Lifeguards rush to the water in a demonstration of how they would rescue troubled swimmers at Michigan City's Washington Park. Staff photo by Doug Ross
Lifeguards rush to the water in a demonstration of how they would rescue troubled swimmers at Michigan City's Washington Park. Staff photo by Doug Ross
MICHIGAN CITY — Starting today, Washington Park will have a full complement of lifeguards, Park Superintendent Ed Shinn said.

That’s 14 lifeguards. Two who still need to be certified will remain land-based, helping with things like first aid until they receive their lifeguard certification.

"We increased that wage rate," Shinn said. "Money talks."

The city earlier this year decided to increase the starting wage for lifeguards to $25 an hour after it struggled to get enough applicants for a full staff. Now, Shinn is establishing relationships with the LaPorte County YMCA and Michigan City Piranhas swim team to recruit lifeguards for future summers.

The lifeguards showed off their lifesaving skills this week at a water safety demonstration.

Volunteer Nate DeVore, of Porter, walked backward into Lake Michigan until he was deep enough to show what a drowning person looks like.

If you expected a drowning person to show a lot of action, waving their arms wildly and jumping up and down in the water, you’d be surprised.

“Drowning doesn’t look like drowning,” Indiana Conservation Officer Tyler Brock said. It’s a quiet death, with the swimmer sinking under water, then rising out of the water before sinking again. During rescues, it’s vital that a person spot where the swimmer went underwater so rescuers can find the person nearby.
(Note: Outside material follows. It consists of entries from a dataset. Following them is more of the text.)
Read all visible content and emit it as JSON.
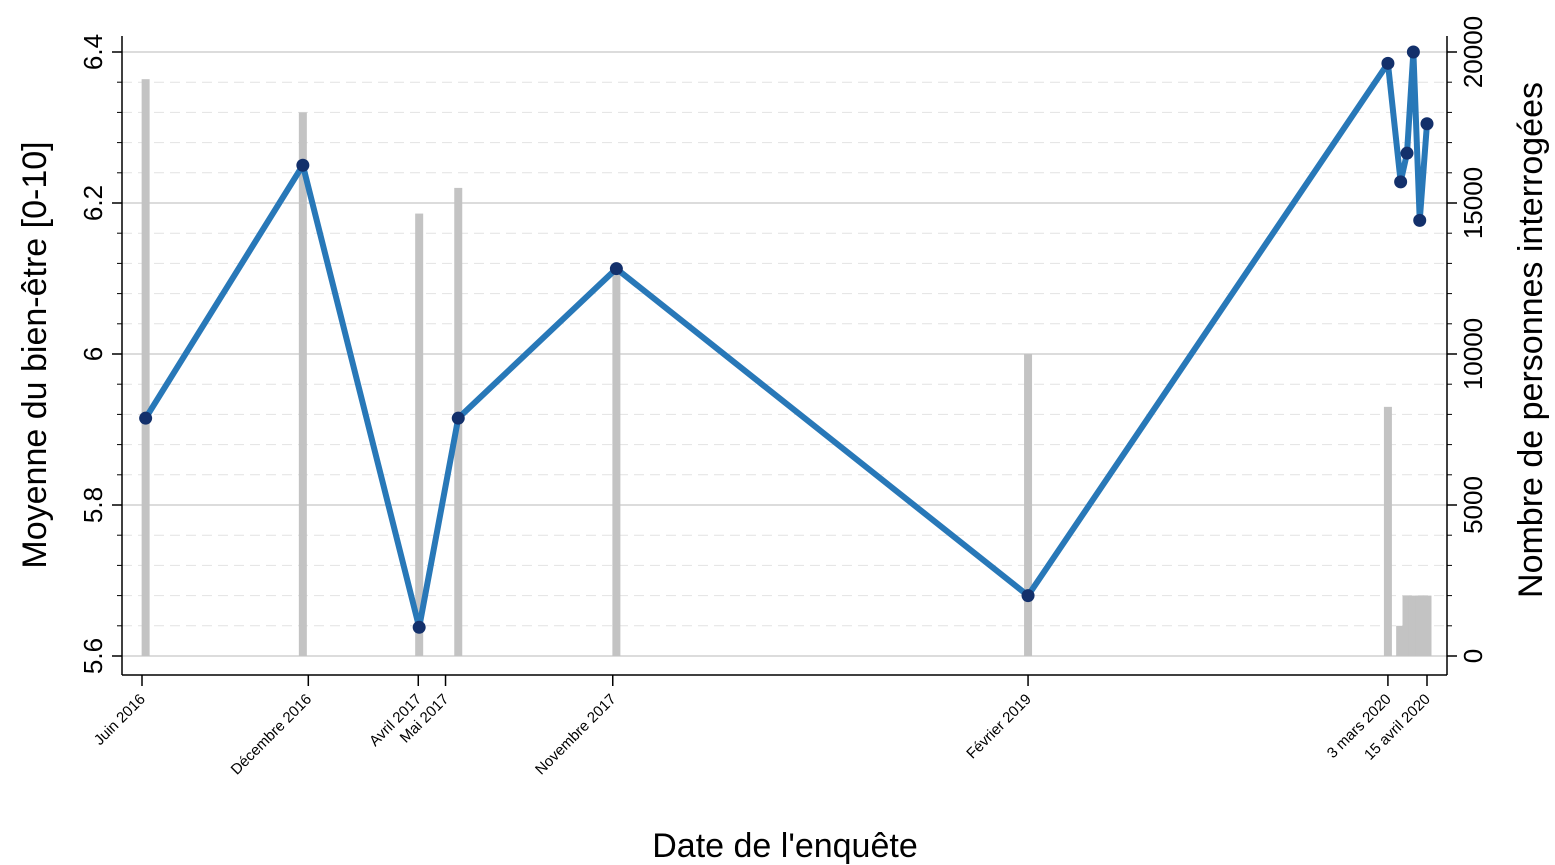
{
  "chart_data": {
    "type": "line",
    "xlabel": "Date de l'enquête",
    "ylabel": "Moyenne du bien-être [0-10]",
    "y2label": "Nombre de personnes interrogées",
    "ylim": [
      5.6,
      6.4
    ],
    "y2lim": [
      0,
      20000
    ],
    "xlim": [
      "2016-06-01",
      "2020-05-01"
    ],
    "yticks": [
      "5.6",
      "5.8",
      "6",
      "6.2",
      "6.4"
    ],
    "y2ticks": [
      "0",
      "5000",
      "10000",
      "15000",
      "20000"
    ],
    "xticks": [
      {
        "label": "Juin 2016",
        "date": "2016-06-01"
      },
      {
        "label": "Décembre 2016",
        "date": "2016-12-01"
      },
      {
        "label": "Avril 2017",
        "date": "2017-04-01"
      },
      {
        "label": "Mai 2017",
        "date": "2017-05-01"
      },
      {
        "label": "Novembre 2017",
        "date": "2017-11-01"
      },
      {
        "label": "Février 2019",
        "date": "2019-02-01"
      },
      {
        "label": "3 mars 2020",
        "date": "2020-03-03"
      },
      {
        "label": "15 avril 2020",
        "date": "2020-04-15"
      }
    ],
    "grid": true,
    "series": [
      {
        "type": "line",
        "axis": "left",
        "color": "#2878b8",
        "marker_color": "#13306b",
        "points": [
          {
            "x": "2016-06-05",
            "y": 5.915
          },
          {
            "x": "2016-11-25",
            "y": 6.25
          },
          {
            "x": "2017-04-02",
            "y": 5.638
          },
          {
            "x": "2017-05-15",
            "y": 5.915
          },
          {
            "x": "2017-11-05",
            "y": 6.113
          },
          {
            "x": "2019-02-01",
            "y": 5.68
          },
          {
            "x": "2020-03-03",
            "y": 6.385
          },
          {
            "x": "2020-03-17",
            "y": 6.228
          },
          {
            "x": "2020-03-24",
            "y": 6.266
          },
          {
            "x": "2020-03-31",
            "y": 6.4
          },
          {
            "x": "2020-04-07",
            "y": 6.177
          },
          {
            "x": "2020-04-15",
            "y": 6.305
          }
        ]
      },
      {
        "type": "bar",
        "axis": "right",
        "color": "#c3c3c3",
        "bars": [
          {
            "x": "2016-06-05",
            "y": 19100
          },
          {
            "x": "2016-11-25",
            "y": 18000
          },
          {
            "x": "2017-04-02",
            "y": 14650
          },
          {
            "x": "2017-05-15",
            "y": 15500
          },
          {
            "x": "2017-11-05",
            "y": 12700
          },
          {
            "x": "2019-02-01",
            "y": 10000
          },
          {
            "x": "2020-03-03",
            "y": 8250
          },
          {
            "x": "2020-03-17",
            "y": 1000
          },
          {
            "x": "2020-03-24",
            "y": 2000
          },
          {
            "x": "2020-03-31",
            "y": 2000
          },
          {
            "x": "2020-04-07",
            "y": 2000
          },
          {
            "x": "2020-04-15",
            "y": 2000
          }
        ]
      }
    ]
  }
}
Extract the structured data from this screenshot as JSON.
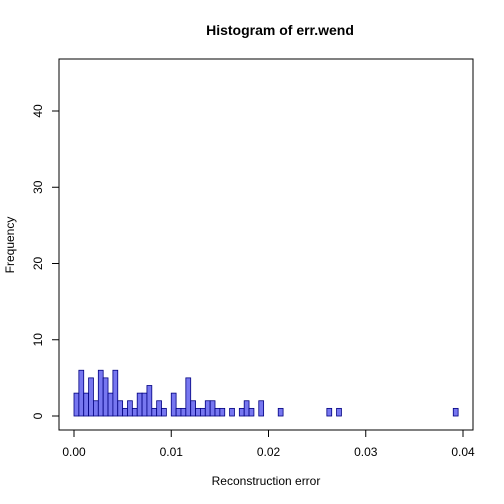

As of Friday afternoon, 43 people have drowned in the Great Lakes so far this year, according to Dave Benjamin of the Great Lakes Surf Rescue Project. That includes 20 in Lake Michigan. A total of 989 drownings have been reported in the Great Lakes since 2010, he said.

Chris Blake, assistant coach for the Michigan City Piranhas swim team and public information for the Michigan City Fire Department, told his team and others to remember the mantra, “Flip, float, flow.”

That’s as essential as remembering “stop, drop, roll,” head lifeguard Jess Arnett said.

A swimmer in trouble should flip onto their back and float while raising an arm and yelling to attract the attention of rescuers. And rather than fight the current, go with the flow to save strength.

Arnett is a tri-athlete, so she has extensive experience in swimming in open water. “All of us are athletes," she said of her team of lifeguards. “We have some degree of open water experience.”

As a team, they train and swim for an hour when they arrive at 9 a.m. and then start guarding the beach at 10 a.m. Arnett likes to “get a good workout in the morning and hope for an uneventful day.”

Each lifeguard is assigned a zone to watch from the lifeguard station. Lifeguards watch swimmers’ hands, faces and position in the water.

“Our goal is to be preventative,” Arnett said, and look for risky behavior.

When a rescue is needed, there’s a lot of adrenaline, she said. Lifeguards rush to the water and walk quickly out to the swimmer in trouble.

Lifeguards are trained to approach in a way that doesn’t let them grab the rescuer. They’re also trained how to escape if that happens.

“We have had officers drown trying to rescue people, unfortunately,” Brock said.

For the Indiana Department of Natural Resources, the lesson to remember is “reach, throw, row and go.”

“You want to avoid having to go out into the water,” Brock said. If there’s a branch or something to reach the swimmer, use that. If there’s a life ring or rope, throw that. If necessary, use a boat to go out to the person in trouble. The “go” message is to go get help.

Michigan City is planning to buy personal watercraft designed for rescues, Shinn said. The watercraft can hold two lifeguards with a platform in back to transport a troubled swimmer back to shore. The propeller is also covered to make sure nothing gets tangled in it.

“I think this is actually more treacherous than the ocean,” Arnett said.

Blake warned that lake conditions change frequently. “These sandbars, every day can change,” he said.

“The lake is constantly changing,” Brock said. "Just because it was 2 or 3 feet yesterday doesn’t mean it will be today.”

The Piranhas team trains primarily at the Michigan City High School pool, which has a constant, flat bottom, unlike Lake Michigan. Swimmers are age 5 through high school. “We give them the ability to swim safely in the water” with swimming lessons, Blake said.